$10$ indistinguishable balls are placed in $5$ distinguishable urns. Find the probability that exactly $2$ urns remain empty, given that not every box receives a ball.
So, this is a conditional probability that can be written as $\text{P(exactly $2$ urns remain empty/at least $1$ box remains empty)} = P(A|B) = \dfrac{P(A \cap B)}{P(B)}$
To choose the $2$ urns that remain empty we have $\displaystyle \binom{5}2$ ways and we have $\displaystyle \binom{7+3-1}{3-1}$ ways to put a ball in every other urn.
But I don't know how to calculate the above probability. Any help please? Thank you
Number of ways to distribute all balls in the urns is clearly given by $5^{10}$.
Now suppose if $a_1$ balls go in the first urn, $a_2$ balls go in the second urn and so on and $a_5$ balls go in the fifth urn , we have $$a_1+a_2+a_3+a_4+a_5=10$$
whose number of solutions by stars and bars is given by $\displaystyle \binom{10+5-1}{5-1}=\binom{14}{4}$.
Now suppose no urns remain empty, so we force the condition $a_i \geq 1 $ for all $i$ where $1\le i \le 5$.
So if we assume $a_1=b_1+1, a_2=b_2+1$ and so on so that we have $b_i \geq 0$ for all $i$.
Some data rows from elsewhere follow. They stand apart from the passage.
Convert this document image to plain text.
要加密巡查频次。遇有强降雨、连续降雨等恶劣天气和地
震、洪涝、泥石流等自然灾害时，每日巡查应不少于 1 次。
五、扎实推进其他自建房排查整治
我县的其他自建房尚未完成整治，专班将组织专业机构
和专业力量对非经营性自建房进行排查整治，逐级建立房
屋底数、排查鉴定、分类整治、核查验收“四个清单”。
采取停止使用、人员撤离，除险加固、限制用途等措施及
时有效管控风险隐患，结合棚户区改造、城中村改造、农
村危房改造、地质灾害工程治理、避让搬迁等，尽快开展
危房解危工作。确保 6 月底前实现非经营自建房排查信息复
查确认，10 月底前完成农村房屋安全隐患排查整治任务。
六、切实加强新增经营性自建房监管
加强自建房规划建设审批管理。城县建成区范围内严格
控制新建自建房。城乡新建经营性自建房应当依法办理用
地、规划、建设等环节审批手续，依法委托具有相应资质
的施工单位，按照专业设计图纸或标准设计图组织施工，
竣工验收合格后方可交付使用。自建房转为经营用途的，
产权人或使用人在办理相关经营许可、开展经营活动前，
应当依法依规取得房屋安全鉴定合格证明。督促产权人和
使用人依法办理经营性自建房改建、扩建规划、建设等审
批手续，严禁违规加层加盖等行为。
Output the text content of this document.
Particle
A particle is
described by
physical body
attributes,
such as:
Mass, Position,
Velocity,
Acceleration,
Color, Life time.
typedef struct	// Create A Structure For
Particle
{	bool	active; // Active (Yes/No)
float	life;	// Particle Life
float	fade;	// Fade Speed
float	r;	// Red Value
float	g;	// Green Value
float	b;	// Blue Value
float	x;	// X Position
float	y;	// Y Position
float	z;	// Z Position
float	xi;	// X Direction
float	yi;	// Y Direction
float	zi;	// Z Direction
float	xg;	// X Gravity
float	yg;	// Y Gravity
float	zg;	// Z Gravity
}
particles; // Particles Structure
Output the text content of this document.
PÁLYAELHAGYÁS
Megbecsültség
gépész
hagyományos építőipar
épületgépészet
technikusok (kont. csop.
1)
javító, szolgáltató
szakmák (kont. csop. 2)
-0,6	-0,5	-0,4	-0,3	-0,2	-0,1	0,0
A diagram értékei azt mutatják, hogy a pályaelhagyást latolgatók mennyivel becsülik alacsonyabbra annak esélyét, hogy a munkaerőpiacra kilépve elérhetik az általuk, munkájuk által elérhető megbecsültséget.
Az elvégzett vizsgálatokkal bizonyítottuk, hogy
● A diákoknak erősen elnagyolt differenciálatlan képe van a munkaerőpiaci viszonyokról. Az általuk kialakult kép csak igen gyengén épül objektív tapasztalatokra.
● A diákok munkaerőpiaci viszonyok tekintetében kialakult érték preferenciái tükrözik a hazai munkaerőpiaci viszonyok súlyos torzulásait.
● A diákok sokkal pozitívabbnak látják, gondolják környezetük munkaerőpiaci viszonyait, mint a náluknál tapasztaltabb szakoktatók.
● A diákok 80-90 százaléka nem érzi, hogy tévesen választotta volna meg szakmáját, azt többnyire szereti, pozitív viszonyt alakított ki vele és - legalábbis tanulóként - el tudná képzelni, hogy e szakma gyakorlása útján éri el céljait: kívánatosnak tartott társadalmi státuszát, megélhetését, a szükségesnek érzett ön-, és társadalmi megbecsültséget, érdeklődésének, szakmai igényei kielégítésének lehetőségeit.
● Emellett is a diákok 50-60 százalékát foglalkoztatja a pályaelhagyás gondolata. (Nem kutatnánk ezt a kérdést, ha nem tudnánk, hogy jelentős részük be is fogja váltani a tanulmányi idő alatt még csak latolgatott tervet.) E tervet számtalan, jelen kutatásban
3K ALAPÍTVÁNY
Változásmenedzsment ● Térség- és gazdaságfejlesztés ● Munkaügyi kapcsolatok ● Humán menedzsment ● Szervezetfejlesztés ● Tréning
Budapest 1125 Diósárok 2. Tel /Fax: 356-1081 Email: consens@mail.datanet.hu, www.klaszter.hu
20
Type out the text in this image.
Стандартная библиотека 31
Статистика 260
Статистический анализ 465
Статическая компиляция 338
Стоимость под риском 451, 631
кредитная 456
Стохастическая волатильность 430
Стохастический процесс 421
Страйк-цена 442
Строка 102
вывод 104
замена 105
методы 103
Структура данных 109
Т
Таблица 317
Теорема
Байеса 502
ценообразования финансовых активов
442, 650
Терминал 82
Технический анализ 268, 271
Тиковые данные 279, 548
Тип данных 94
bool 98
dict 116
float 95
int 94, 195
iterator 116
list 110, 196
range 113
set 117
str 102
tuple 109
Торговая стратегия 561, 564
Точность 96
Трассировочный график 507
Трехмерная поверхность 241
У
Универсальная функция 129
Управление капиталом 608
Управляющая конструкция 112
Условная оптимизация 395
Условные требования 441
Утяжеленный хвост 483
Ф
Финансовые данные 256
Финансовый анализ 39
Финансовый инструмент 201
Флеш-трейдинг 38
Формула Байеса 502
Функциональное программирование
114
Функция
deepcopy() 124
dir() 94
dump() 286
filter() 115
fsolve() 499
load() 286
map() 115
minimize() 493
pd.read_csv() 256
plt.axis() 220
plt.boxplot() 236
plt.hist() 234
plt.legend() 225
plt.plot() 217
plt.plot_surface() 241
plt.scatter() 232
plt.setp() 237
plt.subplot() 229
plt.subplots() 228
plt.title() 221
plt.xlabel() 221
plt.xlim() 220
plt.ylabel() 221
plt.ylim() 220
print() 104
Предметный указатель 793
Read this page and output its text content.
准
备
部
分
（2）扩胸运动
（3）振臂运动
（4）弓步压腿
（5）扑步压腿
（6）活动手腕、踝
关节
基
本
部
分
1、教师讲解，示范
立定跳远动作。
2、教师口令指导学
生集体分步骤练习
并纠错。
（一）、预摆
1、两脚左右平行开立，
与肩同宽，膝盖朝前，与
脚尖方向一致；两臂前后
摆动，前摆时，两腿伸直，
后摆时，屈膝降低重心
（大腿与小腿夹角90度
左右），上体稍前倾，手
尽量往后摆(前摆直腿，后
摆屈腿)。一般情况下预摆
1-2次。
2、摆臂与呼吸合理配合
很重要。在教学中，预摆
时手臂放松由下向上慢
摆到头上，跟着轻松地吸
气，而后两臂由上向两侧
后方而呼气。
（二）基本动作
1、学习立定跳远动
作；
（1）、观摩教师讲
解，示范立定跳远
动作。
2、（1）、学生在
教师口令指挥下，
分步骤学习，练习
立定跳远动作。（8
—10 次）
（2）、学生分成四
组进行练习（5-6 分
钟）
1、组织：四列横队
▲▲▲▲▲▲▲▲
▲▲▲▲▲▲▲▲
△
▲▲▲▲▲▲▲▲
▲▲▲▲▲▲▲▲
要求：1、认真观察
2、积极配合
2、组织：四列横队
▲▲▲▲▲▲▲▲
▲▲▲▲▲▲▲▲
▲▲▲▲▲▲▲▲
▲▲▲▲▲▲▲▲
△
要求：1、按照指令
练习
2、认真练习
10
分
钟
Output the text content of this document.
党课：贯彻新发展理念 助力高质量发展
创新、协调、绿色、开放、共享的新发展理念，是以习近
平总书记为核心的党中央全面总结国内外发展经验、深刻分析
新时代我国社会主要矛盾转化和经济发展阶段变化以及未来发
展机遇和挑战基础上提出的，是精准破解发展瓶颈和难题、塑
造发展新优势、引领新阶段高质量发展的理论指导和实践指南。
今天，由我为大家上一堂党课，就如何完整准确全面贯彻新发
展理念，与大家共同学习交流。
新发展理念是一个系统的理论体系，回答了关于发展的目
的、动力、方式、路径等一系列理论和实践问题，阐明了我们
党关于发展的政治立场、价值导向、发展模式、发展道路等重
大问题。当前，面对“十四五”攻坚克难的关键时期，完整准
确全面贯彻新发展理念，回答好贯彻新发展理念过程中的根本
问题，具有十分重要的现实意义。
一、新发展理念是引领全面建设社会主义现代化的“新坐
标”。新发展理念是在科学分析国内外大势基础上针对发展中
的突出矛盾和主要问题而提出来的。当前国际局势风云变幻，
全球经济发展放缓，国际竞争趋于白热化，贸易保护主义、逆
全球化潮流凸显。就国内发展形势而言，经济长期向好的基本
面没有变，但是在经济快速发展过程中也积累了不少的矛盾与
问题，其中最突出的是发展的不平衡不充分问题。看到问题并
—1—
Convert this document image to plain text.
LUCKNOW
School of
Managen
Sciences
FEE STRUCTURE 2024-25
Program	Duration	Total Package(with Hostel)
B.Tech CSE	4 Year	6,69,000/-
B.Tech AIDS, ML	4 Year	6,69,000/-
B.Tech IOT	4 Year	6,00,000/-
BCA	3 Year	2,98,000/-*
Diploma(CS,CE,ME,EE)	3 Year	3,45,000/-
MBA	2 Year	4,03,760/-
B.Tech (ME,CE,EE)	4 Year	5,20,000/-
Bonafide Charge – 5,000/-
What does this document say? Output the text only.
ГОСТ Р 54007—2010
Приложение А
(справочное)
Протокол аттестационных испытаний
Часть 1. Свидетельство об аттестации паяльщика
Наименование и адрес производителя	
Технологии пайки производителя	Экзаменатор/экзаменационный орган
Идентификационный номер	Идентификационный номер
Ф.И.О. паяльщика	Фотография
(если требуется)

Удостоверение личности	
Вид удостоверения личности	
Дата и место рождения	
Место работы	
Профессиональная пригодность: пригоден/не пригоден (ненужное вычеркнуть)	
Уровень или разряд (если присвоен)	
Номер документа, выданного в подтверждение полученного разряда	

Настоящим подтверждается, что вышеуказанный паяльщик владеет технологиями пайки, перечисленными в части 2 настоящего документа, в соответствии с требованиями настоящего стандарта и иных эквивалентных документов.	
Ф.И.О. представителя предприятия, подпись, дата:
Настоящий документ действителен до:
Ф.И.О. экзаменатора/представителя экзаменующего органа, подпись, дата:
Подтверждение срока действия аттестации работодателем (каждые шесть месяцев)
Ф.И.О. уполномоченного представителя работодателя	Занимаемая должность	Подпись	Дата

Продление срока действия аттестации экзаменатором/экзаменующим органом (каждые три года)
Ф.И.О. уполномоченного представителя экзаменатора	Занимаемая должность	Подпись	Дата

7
So we have our new equation as $$b_1+b_2+b_3+b_4+b_5=5$$
whose number of solutions by stars and bars is given by $\displaystyle \binom{5+5-1}{5-1}=\binom{9}{4}$.
So this was the number of ways of distributing the balls so that no urn remains empty, so that means the number of ways in which atleast one urn remains empty is $\displaystyle \binom{14}{4}-\binom{9}{4}$.
Therefore the probability that atleast one urn remains empty is $$\displaystyle \dfrac{\binom{14}{4}-\binom{9}{4}}{5^{10}}$$
For computing the probability that exactly $2$ urns remain empty, let $a_4=a_5=0$ and force $a_1,a_2,a_3 \geq 1$, so by similar reasoning we have the equation $$b_1+b_2+b_3=7$$
whose solution by stars and bars is given by $\displaystyle \binom{7+3-1}{3-1}= \binom{9}{2}$. But we could let any two $a_i's$ to be $0$, so we multiply by $\displaystyle \binom{5}{2}=10$, so it's probability becomes $$\dfrac{\binom{5}{2}\binom{9}{2}}{5^{10}}$$
So by dividing the above two probabilities, we get out final answer as $\displaystyle \dfrac{\binom{5}{2}\binom{9}{2}}{\binom{14}{4}-\binom{9}{4}}=\dfrac{72}{175}$.